Numerous studies show they almost permanently underperform a simple ‘index strategy‘ indicating that far from enduring the pain and discomfort, they capitulate to their fear of missing out, buying investments after they’ve already risen and they capitulate to their fear of losing more, selling investments after they’ve already fallen.

This pattern of repeatedly buying high and selling low causes the under-performance. It is the exact opposite of what we each intuitively know to be a basic tenet of successful investing – buy low, sell high.

This is why a financial planner with a sound investment philosophy is worth every cent they’re paid and why a poor financial planner – one who is not applying a sound valuation methodology – can be disastrous to your long-term wealth creation.

Outcomes-based financial planners stop investors capitulating to their greed and fear, whilst mainstream financial planners, with no value mechanism, consistently end up helping their panicky and insistent clients into ill-timed capitulation.

Poor planners and unsophisticated investors, left to their own devices, chase winners.

They switch from poor performing managers into recently high performing ones, with no reference to the managers underlying investment philosophy.

Related: Three Unique 401(k) “Hacks” for National 401(k) Day

They buy rallying markets and sell falling markets, whilst not embracing a momentum strategy that might give validity to such behaviour.

Buffett consistently measures and validates his performance over years and decades, not weeks or months as most investors are inclined to do.

When investors come to a financial planner to devise a strategy to achieve a long-term goal (e.g. retirement planning) but who subsequently ‘benchmark’ the value of their planner’s investment advice on short-term results not only frustrate their planner but they more often than not begin a slippery slope to dissatisfaction and financial oblivion if left unchecked.

Regrettably, this behaviour is encouraged by the investment and planning industry’s infatuation with short-term results.
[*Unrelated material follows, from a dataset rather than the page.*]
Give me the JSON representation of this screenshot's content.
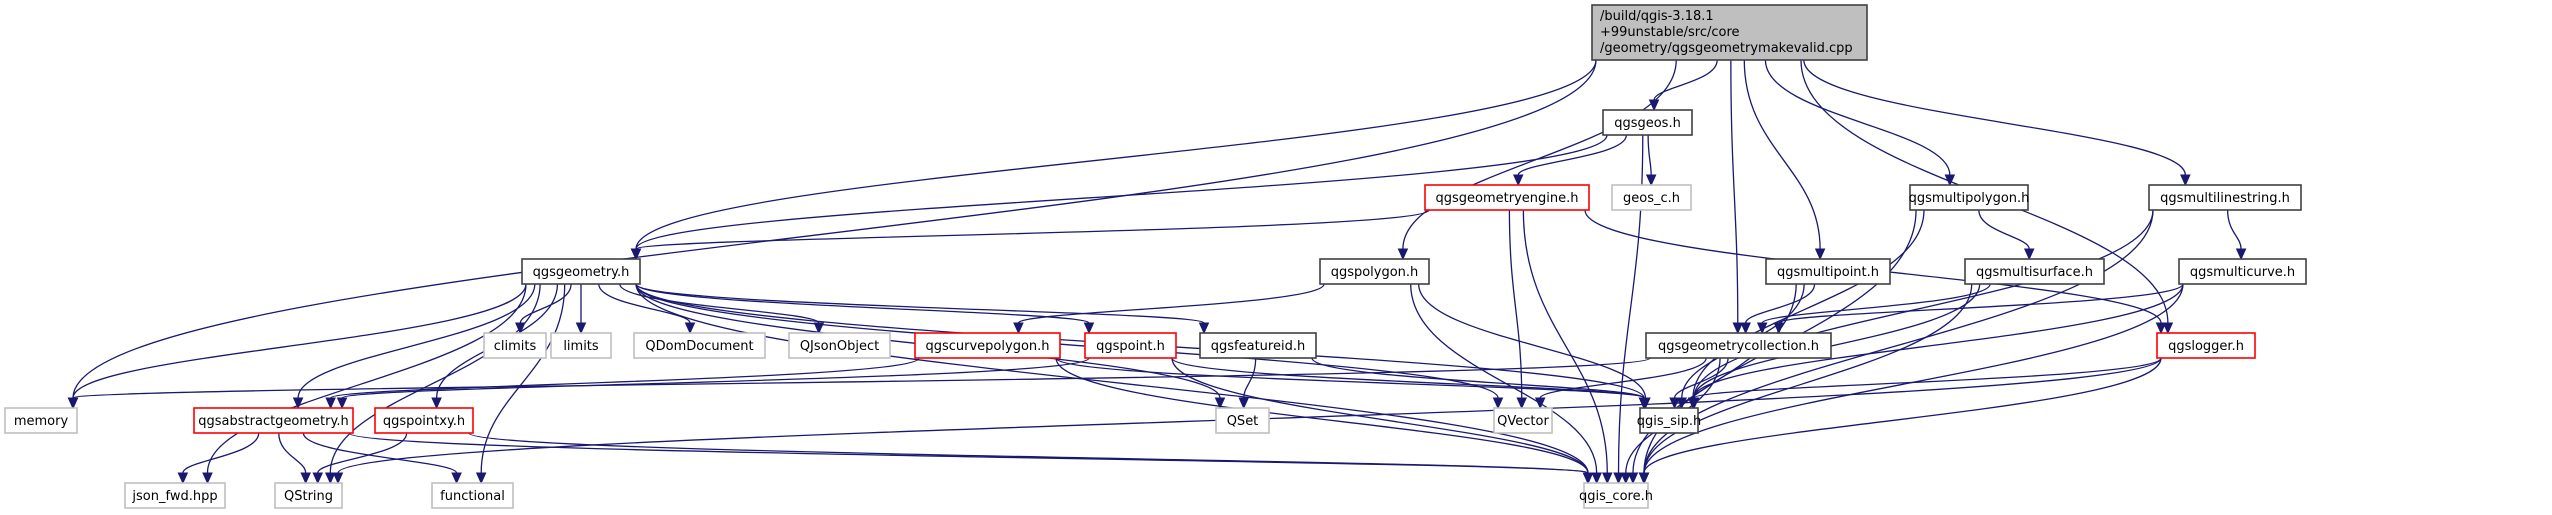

The inordinate focus and adulation on daily, weekly and monthly performance-results creates a speculative rather than investment mentality amongst investors.

Warren Buffett is understandably the investors ‘benchmark’. Everyone would like to say they invest with the prowess and discipline of Warren Buffet and yet, most investors don’t even come close.

Through his famous annual reports stretching over 40-years, Warren Buffet has consistently and persistently made it very clear that to be a successful investor you must:

  • Apply a value mechanism – only buy when investments are cheap; sell when investments are expensive
  • Judge the rigour of your strategy over multiple decades (not a few short years)
  • Implement a sound philosophy and stick to it no matter what
  • Measure performance over a time frame that is consistent with your investment horizon

Instead, most investors:

  • Rely on the advice of financial planners who have no value mechanism for determining when investments move from ‘cheap’ to ‘expensive’ at any point in the investment cycle
  • Choose fund managers and investments based upon recent performance, with no regard to any philosophy defining cheap versus expensive
  • Give in to their fear of missing out and enter a fund or investment after it has already had a good run; buying into markets that have already risen
  • Give in to their fear of losing more and exit their investment funds after a bad run; selling into markets that have already fallen

Regrettably, much of the investment and financial planning industries do very little to discourage such behaviour.

Thus investors abandon Buffett’s proven path to wealth creation at the dreadful cost of their retirement dreams.